Nein zu katholischen Überrechten!

Gottesrecht über Menschenrecht – Dispensmöglichkeiten für KatholikInnen von gesellschaftlich relevanten Unterrichtsstoffen wie dem Sexualkundeunterricht: solches fordert Bischof Vitus Huonder. Auch wenn andere kirchliche Vertreter – etwa der Basler Amtskollege Bischof Felix Gmür oder Thomas Wipf, Präsident der Gemeinschaft Evangelischer Kirchen in Europa und Ex-Präsident des Schweizerischen Evangelischen Kirchenbundes – sofort und mit deutlichen Worten widersprochen haben, lohnen sich einige Worte dazu.

„Der Unterricht über die menschliche Sexualität gehört zu den Aufgaben der Schule, sie soll darauf nicht verzichten“, sagt Felix Gmür. Thomas Wipf äussert sich zu den Menschenrechten: Für den Einzelnen können die religiösen Werte im Vordergrund stehen, aber für eine Gesellschaft als Ganzes müssen die Menschenrechte gelten, die unantastbar und universell sind.

Religionen sind gestiftet, selbst dann, wenn diese Stiftung auf ein göttliches Etwas zurückgehen sollte. Die Stiftung der katholischen Kirche geht sehr weit zurück, mehr als 2000 Jahre. In dieser Zeit ist sehr viel passiert, die ökonomischen, sozialen und gesellschaftlichen Verhältnisse haben sich massiv verändert. Auch wenn Allwissenheit (glücklicherweise) nicht erreichbar ist – und im übrigen gar nicht erwünscht ist, ist heute deutlich mehr über das Wesen der Erde bekannt als zu Zeiten der Niederschrift der Bibel.
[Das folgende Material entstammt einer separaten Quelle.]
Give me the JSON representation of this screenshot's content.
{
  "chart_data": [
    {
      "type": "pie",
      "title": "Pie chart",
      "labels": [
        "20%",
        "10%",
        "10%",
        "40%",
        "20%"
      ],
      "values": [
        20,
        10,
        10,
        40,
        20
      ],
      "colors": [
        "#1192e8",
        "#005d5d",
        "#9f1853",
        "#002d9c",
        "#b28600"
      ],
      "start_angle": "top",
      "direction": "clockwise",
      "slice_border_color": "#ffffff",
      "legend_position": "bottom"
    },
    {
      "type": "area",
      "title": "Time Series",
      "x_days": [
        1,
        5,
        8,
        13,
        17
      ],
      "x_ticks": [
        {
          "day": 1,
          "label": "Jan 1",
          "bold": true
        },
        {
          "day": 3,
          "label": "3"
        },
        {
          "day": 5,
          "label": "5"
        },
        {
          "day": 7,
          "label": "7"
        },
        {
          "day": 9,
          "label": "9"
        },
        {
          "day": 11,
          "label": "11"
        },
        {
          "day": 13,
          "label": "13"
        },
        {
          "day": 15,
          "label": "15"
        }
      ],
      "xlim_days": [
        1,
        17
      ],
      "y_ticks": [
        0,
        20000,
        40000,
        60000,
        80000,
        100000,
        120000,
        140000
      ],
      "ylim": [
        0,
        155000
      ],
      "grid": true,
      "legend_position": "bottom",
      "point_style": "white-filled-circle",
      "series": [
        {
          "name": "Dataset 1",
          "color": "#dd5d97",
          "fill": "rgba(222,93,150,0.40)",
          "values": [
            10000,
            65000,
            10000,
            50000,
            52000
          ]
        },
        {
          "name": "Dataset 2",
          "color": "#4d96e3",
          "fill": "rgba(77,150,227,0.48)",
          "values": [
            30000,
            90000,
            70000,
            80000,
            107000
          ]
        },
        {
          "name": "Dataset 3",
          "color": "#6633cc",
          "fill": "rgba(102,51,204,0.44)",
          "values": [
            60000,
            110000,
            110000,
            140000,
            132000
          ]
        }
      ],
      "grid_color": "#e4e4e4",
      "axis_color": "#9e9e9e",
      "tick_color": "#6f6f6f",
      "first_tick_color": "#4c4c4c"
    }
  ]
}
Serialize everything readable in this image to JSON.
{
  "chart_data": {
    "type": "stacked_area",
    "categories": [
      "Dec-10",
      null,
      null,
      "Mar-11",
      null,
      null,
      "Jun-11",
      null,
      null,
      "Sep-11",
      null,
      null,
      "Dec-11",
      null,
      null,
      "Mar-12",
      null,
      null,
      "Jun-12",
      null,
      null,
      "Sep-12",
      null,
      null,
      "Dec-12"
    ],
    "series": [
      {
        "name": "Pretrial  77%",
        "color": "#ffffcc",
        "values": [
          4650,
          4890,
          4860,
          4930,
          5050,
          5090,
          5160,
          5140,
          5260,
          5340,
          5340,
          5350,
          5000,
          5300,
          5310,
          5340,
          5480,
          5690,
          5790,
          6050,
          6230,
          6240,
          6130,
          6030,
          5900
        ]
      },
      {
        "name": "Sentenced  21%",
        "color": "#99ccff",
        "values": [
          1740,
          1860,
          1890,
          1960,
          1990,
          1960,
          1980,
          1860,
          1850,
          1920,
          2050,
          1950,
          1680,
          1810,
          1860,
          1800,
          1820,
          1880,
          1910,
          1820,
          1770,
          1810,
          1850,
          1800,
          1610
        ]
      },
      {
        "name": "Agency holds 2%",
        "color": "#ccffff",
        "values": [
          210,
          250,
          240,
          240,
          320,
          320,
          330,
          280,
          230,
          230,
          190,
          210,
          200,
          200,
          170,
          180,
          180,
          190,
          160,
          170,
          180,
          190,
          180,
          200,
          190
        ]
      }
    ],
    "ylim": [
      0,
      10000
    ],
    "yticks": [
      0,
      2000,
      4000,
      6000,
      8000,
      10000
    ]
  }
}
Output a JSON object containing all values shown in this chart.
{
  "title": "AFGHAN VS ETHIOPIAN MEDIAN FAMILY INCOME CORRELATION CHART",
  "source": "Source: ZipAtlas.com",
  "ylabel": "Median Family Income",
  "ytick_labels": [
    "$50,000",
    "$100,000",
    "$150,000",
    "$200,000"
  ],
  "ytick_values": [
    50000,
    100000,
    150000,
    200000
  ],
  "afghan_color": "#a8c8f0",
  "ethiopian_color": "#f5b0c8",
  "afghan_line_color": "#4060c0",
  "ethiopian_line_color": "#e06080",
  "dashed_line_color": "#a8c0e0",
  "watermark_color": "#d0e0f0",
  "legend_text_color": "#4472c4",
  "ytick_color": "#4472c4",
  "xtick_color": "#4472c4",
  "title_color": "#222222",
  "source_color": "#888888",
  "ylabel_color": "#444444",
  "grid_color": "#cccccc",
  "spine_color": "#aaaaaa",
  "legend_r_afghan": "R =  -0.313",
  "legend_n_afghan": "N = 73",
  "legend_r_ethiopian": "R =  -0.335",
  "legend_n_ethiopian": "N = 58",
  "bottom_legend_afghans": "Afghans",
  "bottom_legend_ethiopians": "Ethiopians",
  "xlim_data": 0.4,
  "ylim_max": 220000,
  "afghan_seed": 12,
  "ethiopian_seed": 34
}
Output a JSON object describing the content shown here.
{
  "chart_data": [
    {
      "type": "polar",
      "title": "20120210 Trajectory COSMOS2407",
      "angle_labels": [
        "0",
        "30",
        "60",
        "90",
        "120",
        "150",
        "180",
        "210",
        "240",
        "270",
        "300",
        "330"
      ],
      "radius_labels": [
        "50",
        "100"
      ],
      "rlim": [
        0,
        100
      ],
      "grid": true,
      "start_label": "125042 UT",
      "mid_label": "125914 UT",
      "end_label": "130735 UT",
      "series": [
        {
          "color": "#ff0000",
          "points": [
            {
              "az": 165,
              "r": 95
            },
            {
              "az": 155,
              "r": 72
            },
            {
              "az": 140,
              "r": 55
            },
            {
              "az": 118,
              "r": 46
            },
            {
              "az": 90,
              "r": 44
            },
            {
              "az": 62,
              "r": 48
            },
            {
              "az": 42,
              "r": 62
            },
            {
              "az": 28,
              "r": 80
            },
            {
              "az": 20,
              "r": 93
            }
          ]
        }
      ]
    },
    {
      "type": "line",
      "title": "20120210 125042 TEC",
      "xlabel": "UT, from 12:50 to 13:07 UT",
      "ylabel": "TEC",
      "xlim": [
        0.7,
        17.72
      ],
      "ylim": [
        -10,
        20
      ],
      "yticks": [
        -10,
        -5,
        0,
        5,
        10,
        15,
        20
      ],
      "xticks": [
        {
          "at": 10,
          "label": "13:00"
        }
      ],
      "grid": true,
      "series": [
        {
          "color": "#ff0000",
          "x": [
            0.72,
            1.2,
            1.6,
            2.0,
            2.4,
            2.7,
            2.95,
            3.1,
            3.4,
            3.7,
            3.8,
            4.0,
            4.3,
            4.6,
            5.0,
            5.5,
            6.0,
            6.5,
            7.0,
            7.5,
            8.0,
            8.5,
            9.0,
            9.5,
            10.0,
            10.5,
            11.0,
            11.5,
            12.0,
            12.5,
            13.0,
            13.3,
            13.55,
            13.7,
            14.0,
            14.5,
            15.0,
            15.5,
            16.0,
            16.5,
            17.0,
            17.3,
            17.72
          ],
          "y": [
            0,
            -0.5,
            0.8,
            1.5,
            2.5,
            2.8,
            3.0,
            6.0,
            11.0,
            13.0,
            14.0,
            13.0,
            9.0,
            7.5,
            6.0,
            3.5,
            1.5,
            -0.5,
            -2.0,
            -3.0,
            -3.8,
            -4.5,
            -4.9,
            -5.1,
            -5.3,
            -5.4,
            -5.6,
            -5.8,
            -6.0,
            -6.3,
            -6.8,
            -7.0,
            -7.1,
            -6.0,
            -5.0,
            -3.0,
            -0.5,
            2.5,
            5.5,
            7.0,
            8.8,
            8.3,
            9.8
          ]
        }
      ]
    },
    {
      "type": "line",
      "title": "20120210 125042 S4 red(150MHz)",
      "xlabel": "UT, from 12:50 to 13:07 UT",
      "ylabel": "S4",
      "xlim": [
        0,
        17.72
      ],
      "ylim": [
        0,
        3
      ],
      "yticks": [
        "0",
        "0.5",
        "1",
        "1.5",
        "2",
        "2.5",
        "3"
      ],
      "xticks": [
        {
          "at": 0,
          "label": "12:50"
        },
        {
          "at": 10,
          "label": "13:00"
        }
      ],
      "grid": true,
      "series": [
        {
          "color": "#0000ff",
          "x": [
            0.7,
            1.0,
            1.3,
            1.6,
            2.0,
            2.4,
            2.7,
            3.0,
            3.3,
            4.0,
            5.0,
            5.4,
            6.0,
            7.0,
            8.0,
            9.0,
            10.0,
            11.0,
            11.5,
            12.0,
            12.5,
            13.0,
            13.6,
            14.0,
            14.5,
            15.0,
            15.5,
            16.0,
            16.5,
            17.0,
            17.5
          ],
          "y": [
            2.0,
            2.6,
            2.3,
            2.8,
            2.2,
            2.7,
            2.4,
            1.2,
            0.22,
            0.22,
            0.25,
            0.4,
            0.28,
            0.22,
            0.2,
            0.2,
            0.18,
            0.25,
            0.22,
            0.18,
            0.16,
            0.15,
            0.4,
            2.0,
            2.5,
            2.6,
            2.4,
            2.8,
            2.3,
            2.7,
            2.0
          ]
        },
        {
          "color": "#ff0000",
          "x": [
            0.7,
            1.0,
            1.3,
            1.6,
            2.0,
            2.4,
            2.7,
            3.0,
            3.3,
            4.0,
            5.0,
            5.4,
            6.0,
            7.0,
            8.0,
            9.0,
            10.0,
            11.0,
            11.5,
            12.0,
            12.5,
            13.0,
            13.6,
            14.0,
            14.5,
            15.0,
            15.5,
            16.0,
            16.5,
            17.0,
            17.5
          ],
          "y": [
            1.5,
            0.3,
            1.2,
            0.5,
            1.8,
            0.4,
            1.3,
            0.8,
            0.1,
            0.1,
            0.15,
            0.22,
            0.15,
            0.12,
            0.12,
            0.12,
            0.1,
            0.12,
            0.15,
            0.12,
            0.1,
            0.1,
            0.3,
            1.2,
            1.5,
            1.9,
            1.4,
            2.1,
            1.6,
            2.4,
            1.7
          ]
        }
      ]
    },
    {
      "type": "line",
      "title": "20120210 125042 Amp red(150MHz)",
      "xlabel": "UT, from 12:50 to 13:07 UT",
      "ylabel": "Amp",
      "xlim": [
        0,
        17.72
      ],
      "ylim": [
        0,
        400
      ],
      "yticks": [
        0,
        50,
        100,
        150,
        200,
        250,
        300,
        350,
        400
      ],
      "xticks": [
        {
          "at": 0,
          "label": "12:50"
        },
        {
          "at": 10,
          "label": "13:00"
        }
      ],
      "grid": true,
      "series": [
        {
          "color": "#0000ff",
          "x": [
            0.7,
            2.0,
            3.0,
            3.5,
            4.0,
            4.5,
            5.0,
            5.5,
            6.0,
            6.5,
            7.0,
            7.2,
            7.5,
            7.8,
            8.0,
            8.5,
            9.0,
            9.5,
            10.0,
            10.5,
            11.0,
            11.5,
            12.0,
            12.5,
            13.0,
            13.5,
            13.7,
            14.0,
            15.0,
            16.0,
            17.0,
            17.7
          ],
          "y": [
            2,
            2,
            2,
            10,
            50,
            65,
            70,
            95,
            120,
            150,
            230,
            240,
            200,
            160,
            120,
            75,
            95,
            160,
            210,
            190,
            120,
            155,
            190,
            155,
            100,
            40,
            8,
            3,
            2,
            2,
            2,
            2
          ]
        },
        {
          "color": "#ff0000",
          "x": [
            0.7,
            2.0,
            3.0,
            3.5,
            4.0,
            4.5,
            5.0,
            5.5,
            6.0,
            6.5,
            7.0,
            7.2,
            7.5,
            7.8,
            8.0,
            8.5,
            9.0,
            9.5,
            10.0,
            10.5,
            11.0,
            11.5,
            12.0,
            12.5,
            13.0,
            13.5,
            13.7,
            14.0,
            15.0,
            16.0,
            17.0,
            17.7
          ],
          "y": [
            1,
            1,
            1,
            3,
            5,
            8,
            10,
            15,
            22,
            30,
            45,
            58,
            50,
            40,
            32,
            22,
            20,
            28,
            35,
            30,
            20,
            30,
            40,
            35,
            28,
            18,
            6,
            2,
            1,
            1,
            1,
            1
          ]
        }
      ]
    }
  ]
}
Spätestens seit den selbst angefachten Diskussionen über die ethisch-moralischen Aspekte bei der Militärpflicht ist die Situation klar: durch mehr oder weniger selektive Wahrnehmung der Inhalt des „Buches der Bücher“ ist fast jede Position nicht nur zum Militärdienst religiös begründbar.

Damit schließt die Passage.